Exact Sciences presents new data on biomarkers in the blood that can signal for cancer
Exact Sciences recently presented new data from a multi-cancer early detection biomarker validation study that showed the performance of four biomarkers found in the blood that can signal the presence of cancer in the body.
While headquartered in Madison, Wisconsin, Exact Science has a significant presence on the Phoenix Bioscience Core in the TGen Building.

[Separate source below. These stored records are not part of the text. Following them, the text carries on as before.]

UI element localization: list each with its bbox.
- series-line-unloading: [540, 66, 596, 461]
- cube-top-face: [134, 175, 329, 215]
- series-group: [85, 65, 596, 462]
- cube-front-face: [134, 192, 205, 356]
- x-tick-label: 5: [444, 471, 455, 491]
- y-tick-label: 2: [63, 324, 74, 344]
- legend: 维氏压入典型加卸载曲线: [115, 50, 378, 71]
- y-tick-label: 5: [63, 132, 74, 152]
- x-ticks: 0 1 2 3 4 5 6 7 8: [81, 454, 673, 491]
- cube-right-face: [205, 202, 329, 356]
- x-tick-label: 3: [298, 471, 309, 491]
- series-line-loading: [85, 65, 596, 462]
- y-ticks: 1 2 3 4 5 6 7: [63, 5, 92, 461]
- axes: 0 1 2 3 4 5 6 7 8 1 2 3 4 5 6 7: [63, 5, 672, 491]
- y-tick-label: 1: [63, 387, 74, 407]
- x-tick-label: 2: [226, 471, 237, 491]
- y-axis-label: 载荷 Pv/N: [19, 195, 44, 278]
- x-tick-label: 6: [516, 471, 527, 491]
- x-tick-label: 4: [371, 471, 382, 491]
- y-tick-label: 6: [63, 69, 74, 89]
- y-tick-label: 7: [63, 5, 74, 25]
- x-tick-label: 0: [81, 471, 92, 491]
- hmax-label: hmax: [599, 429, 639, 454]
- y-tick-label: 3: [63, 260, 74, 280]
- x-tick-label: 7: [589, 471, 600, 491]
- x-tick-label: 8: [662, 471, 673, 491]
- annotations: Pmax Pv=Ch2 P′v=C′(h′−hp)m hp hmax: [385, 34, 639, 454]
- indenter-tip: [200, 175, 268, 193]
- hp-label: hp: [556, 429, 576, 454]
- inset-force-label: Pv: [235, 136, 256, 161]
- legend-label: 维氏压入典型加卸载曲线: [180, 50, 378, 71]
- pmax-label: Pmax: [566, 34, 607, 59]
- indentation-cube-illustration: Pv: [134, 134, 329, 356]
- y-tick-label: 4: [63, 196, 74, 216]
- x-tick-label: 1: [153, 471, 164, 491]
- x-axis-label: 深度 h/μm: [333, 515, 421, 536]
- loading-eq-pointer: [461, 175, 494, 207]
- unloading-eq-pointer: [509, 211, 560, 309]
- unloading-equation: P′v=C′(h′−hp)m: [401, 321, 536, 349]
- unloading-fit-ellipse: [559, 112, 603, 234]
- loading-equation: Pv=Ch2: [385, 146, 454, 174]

The data, presented at the 2022 European Society for Medical Oncology Congress, showed four biomarker classes that were discovered years of collaboration with Johns Hopkins and Mayo Clinic and analyzed together for the first time in this study, demonstrated the ability to detect cancer signal from 15 organ sites.
“Cancer releases a diverse set of biomarkers into the blood that can be harnessed to detect the devastating disease at earlier stages,” said Tom Beer, M.D., F.A.C.P., chief medical officer and vice president, multi-cancer early detection, Exact Sciences, in a release. “These data demonstrate in a large, well-designed case-control study that combining different cancer biomarkers improves cancer detection, especially in stages I and II, when treatment may be more effective for patients. This is a major step forward in our mission to detect cancer earlier before signs and symptoms appear.”
The retrospective, case-control study included cancers from 11 organ sites with no recommended screening option today and 15 organ sites and tissue in total, including breast, bladder, colon, esophageal, kidney, liver, lung, multiple myeloma, myelodysplastic syndrome, non-Hodgkin’s lymphoma, ovarian, pancreatic, prostate, stomach, and uterine. The non-cancer control cohort included age-matched, presumably healthy individuals and samples from individuals with non-cancer diseases to represent the intended use population more effectively.
Many cancers can be cured if detected early and treated effectively. Yet cancer remains the second leading cause of death worldwide, accounting for approximately 1 in every 6 deaths, with no recommended screening tests available for 70 percent of cancer diagnoses, the release said.